Nous avons mis en place plusieurs équipes d'une cinquantaine de personnes, chargées de suivre un produit tout au long de sa vie, de l'octroi de son autorisation de mise sur le marché au contrôle de sa publicité. La tâche doit s'en trouver facilitée. Des gains de productivité sont possibles par ces simples changements, mais il faut aller plus loin en faisant travailler ensemble toutes les équipes à l'analyse aussi bien des bénéfices que des risques, car il faut veiller à une comparaison équilibrée entre les deux.

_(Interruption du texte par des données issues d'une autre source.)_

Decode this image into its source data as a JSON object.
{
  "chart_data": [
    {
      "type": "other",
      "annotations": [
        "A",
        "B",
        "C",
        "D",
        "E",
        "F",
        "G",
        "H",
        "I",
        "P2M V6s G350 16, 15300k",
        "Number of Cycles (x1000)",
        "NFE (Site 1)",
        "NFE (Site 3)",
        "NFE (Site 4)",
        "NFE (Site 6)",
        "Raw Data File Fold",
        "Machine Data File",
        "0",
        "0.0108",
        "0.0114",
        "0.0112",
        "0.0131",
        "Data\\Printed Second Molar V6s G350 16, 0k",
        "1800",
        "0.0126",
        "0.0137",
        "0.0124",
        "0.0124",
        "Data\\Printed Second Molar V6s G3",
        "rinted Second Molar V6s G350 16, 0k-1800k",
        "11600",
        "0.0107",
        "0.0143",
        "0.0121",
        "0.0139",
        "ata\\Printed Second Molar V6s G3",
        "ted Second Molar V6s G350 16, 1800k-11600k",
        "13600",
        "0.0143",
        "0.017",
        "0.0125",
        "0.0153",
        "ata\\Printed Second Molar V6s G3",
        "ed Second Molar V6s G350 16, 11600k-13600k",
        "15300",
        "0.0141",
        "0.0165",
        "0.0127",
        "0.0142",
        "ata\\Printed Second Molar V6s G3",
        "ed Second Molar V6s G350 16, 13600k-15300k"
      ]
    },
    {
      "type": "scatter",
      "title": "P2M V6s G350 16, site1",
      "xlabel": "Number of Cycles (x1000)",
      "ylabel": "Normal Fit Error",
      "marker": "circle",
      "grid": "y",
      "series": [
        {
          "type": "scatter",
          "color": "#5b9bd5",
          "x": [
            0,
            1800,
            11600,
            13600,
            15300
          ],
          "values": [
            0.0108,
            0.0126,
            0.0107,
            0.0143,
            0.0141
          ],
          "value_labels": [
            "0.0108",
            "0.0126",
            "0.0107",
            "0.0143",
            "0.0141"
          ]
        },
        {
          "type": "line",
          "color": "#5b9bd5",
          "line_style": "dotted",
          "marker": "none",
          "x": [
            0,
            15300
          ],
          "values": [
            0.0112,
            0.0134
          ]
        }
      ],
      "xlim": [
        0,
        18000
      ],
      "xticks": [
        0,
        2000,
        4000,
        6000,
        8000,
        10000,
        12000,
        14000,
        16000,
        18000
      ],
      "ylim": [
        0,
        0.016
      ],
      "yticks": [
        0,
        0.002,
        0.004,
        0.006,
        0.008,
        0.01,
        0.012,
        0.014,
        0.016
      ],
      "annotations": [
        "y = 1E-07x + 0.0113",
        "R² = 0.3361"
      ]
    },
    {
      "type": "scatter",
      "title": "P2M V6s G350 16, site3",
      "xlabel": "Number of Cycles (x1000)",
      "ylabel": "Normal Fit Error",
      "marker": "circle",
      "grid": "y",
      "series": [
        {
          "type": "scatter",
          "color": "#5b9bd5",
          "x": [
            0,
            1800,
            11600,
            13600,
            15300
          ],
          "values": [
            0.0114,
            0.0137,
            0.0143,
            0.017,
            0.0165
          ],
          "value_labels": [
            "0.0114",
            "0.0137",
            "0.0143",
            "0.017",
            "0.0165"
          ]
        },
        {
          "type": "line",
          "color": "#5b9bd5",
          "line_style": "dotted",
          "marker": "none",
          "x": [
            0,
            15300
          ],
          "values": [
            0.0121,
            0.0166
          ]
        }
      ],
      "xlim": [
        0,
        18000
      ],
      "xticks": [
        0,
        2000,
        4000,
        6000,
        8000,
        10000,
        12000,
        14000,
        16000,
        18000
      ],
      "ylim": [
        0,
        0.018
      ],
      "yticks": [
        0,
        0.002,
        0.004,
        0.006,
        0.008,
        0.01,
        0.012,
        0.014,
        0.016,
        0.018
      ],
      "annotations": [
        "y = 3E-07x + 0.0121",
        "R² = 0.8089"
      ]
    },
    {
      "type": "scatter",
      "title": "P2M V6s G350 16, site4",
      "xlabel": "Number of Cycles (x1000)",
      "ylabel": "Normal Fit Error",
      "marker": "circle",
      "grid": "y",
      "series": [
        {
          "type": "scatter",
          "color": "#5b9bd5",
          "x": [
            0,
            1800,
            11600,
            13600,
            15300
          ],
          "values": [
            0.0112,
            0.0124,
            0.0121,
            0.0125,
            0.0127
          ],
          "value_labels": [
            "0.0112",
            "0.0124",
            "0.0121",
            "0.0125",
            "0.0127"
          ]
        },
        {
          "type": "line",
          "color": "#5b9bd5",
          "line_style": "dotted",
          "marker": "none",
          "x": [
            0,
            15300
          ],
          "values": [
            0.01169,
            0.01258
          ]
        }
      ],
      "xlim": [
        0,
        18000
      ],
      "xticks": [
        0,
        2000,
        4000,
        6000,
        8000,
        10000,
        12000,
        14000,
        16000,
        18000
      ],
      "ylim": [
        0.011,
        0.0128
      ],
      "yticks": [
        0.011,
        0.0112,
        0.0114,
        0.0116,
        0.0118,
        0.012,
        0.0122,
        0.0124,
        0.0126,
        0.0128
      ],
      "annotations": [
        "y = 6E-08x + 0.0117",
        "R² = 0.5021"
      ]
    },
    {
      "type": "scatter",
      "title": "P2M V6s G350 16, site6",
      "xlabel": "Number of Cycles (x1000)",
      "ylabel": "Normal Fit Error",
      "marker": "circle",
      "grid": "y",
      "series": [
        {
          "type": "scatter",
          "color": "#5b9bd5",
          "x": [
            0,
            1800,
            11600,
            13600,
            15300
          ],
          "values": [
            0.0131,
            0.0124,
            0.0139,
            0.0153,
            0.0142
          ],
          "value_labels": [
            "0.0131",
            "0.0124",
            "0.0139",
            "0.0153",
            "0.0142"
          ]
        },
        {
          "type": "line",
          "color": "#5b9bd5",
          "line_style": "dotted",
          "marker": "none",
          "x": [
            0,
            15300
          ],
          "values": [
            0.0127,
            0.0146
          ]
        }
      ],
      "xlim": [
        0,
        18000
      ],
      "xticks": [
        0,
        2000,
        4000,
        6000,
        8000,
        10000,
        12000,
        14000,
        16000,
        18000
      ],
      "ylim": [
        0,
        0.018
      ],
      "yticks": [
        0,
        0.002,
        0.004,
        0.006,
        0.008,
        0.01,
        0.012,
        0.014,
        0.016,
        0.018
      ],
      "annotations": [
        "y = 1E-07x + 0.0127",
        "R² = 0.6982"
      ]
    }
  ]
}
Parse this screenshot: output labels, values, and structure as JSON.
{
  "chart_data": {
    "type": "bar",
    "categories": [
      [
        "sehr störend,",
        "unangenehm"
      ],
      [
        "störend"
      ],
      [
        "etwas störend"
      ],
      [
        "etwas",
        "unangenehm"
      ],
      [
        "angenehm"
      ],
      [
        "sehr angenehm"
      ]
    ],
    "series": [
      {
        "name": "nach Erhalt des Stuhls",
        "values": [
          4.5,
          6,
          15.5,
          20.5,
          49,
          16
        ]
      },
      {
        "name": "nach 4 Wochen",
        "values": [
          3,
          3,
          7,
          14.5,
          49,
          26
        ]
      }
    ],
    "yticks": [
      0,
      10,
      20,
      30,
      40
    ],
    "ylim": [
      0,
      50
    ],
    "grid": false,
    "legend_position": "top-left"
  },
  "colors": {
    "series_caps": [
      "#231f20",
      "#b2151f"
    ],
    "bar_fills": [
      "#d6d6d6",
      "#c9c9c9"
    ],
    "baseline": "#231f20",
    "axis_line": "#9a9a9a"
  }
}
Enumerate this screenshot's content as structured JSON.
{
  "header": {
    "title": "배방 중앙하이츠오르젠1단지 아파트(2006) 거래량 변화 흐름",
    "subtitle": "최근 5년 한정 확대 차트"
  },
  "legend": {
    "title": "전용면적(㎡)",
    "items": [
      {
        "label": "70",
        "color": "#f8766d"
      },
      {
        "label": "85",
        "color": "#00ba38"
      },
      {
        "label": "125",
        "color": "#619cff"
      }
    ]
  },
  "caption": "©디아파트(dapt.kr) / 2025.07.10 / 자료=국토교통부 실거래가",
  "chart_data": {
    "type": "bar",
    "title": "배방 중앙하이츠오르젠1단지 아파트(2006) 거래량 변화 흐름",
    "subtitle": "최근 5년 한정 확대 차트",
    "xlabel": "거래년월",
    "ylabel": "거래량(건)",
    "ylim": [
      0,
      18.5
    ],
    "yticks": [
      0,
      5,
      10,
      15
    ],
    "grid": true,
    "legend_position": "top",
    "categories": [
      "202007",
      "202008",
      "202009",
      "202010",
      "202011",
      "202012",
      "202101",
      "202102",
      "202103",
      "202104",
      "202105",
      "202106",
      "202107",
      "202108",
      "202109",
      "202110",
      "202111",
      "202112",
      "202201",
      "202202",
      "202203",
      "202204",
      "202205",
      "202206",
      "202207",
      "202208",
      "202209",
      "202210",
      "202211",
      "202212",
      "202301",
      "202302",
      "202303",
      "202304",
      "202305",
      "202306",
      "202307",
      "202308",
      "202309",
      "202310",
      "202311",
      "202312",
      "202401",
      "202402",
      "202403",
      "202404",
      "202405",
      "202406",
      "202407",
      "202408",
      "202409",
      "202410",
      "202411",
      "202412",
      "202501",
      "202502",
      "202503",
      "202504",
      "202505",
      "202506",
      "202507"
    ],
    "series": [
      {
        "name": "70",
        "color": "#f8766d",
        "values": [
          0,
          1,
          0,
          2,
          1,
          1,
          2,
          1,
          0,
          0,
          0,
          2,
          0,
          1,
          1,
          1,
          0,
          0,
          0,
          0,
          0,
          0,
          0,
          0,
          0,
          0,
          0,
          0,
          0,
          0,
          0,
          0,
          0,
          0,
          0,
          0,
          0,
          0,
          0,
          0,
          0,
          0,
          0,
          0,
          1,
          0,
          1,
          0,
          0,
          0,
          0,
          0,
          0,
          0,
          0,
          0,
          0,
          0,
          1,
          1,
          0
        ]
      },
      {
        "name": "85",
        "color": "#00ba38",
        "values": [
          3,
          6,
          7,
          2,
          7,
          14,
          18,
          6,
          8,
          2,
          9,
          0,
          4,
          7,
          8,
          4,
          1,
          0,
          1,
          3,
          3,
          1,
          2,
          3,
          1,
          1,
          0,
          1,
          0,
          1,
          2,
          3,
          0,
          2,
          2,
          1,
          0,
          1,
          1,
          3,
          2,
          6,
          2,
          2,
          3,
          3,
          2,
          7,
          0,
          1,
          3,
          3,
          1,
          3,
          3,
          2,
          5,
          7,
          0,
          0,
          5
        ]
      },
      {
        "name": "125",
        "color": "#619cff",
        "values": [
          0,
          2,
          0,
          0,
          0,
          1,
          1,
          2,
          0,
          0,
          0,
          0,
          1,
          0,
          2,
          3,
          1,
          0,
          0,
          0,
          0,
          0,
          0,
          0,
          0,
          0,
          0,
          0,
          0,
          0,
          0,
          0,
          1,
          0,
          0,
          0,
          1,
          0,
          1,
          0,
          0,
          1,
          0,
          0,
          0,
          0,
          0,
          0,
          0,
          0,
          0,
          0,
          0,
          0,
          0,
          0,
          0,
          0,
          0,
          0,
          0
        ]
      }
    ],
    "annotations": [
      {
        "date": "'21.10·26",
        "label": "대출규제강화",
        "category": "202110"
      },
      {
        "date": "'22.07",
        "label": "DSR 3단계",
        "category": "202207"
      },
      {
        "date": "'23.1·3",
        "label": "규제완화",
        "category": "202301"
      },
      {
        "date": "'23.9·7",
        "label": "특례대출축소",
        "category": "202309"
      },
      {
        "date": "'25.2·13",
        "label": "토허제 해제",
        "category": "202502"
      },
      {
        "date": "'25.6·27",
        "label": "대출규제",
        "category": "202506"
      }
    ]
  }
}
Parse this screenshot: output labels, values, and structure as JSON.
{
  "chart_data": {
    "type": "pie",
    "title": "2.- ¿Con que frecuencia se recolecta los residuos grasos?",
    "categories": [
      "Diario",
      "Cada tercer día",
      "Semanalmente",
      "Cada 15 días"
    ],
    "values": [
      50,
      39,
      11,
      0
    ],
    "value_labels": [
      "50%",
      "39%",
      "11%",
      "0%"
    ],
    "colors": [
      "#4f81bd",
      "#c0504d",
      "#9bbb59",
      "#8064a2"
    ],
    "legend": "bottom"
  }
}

Les équipes « produit » devront présenter à nos commissions des dossiers bien instruits et transparents sur le rapport bénéficesrisques. J'espère que la sortie des décrets d'application, qui permettront la mise en place effective de la nouvelle agence, sera l'occasion pour les personnels de se mobiliser encore davantage autour de ces nouvelles valeurs. Je n'ai aucun doute sur ce point, le travail ayant toujours été fait, même au pic de la crise. Toute réorganisation, par les changements qu'elle implique, mineurs ou plus importants, suscite des inquiétudes. Mais, cette réorganisation était indispensable. Comme vous l'aviez fait remarquer, la longévité à certains postes avait pu conduire à une moindre vigilance. C'est tout l'intérêt de changer de poste au sein de l'institution ou de s'ouvrir aux pratiques d'autres agences. Cette gestion des ressources humaines n'est pas la part la plus simple de la tâche du directeur général de l'agence, je l'avoue, mais elle en fait partie.